La qualità di consumatore del fideiussore persona fisica deve essere accertata con riferimento alle parti e alla funzione del contratto di garanzia, senza dipendere automaticamente dalla natura imprenditoriale dell’obbligazione garantita. È consumatore chi presta la garanzia per finalità estranee alla propria attività professionale, senza collegamenti funzionali rilevanti con la società garantita. La morte del consumatore non estingue il rapporto di consumo né il relativo regime di tutela: gli eredi che subentrano nella fideiussione possono quindi avvalersi anche del foro previsto dall’art. 33, comma 2, lettera u), del Codice del consumo.

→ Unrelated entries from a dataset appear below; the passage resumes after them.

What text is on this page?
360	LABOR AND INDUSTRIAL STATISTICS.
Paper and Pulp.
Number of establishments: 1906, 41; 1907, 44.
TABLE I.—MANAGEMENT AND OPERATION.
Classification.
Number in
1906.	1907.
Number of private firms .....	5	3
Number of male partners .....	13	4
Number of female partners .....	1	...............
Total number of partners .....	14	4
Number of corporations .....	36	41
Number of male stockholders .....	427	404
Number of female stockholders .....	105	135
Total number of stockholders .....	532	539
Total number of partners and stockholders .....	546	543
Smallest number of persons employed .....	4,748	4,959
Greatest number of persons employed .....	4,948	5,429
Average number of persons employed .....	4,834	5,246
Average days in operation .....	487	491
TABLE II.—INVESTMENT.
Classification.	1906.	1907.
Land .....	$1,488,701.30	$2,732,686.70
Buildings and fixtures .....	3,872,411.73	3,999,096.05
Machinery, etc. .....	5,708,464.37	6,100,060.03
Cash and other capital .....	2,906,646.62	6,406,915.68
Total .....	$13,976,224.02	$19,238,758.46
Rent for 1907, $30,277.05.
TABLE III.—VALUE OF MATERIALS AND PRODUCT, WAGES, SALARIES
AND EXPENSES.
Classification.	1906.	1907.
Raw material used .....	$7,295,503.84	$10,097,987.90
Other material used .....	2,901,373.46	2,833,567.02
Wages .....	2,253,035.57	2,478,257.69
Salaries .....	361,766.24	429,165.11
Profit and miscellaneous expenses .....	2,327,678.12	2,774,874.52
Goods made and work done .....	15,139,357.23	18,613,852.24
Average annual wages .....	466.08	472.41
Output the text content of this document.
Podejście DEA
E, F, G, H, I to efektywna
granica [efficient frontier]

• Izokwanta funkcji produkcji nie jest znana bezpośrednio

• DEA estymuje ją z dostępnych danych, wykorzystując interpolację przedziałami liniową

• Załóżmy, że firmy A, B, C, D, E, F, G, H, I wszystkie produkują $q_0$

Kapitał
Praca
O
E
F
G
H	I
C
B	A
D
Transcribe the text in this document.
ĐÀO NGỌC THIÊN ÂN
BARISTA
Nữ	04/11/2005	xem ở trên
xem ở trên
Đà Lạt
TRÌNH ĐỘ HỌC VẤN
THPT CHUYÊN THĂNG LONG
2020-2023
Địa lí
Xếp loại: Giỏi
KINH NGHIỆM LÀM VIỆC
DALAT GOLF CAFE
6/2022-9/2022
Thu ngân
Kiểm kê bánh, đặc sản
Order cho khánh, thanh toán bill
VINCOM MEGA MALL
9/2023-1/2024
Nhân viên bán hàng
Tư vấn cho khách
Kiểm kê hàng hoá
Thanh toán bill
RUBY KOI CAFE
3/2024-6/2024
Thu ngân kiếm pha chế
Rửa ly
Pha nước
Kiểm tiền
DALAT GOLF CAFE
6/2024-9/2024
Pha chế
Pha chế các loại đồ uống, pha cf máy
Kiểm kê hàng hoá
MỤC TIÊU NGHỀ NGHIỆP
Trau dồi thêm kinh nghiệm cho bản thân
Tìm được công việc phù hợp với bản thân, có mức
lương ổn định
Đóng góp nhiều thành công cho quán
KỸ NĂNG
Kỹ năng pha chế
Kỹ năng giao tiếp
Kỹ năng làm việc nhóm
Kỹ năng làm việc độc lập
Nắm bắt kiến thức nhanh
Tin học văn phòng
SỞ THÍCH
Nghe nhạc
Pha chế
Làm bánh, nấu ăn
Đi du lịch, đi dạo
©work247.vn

Motivazione della Cassazione

L’originaria garante non aveva incarichi amministrativi, partecipazioni societarie o altri collegamenti funzionali con la società garantita. Il fatto che la società fosse partecipata da un figlio e che la fideiussione rispondesse a una finalità familiare non bastava a trasformare l’atto in espressione di un’attività professionale. La Corte ha inoltre richiamato il principio per cui la morte del fideiussore non estingue la garanzia: gli eredi subentrano negli stessi obblighi e poteri del defunto. Parallelamente, la morte del consumatore non fa venir meno il rapporto di consumo, che si trasmette impersonalmente a tutti i successori insieme alle relative protezioni. Poiché gli eredi risiedevano a Napoli, la Cassazione ha dichiarato competente il Tribunale di Napoli e ha fissato il termine per la riassunzione del giudizio.

Rilevanza pratica

Nelle azioni promosse contro gli eredi di un fideiussore non è corretto valutarne la tutela consumeristica esclusivamente in base alle attività professionali o alle partecipazioni societarie personali dei successori. Occorre prima stabilire la natura della posizione dell’originario garante. Se questi era consumatore, gli eredi subentrano nel rapporto con il medesimo regime protettivo e il foro territorialmente competente deve essere individuato in base alla loro residenza o domicilio. La decisione è particolarmente rilevante per decreti ingiuntivi fondati su garanzie bancarie che continuano dopo la morte del fideiussore.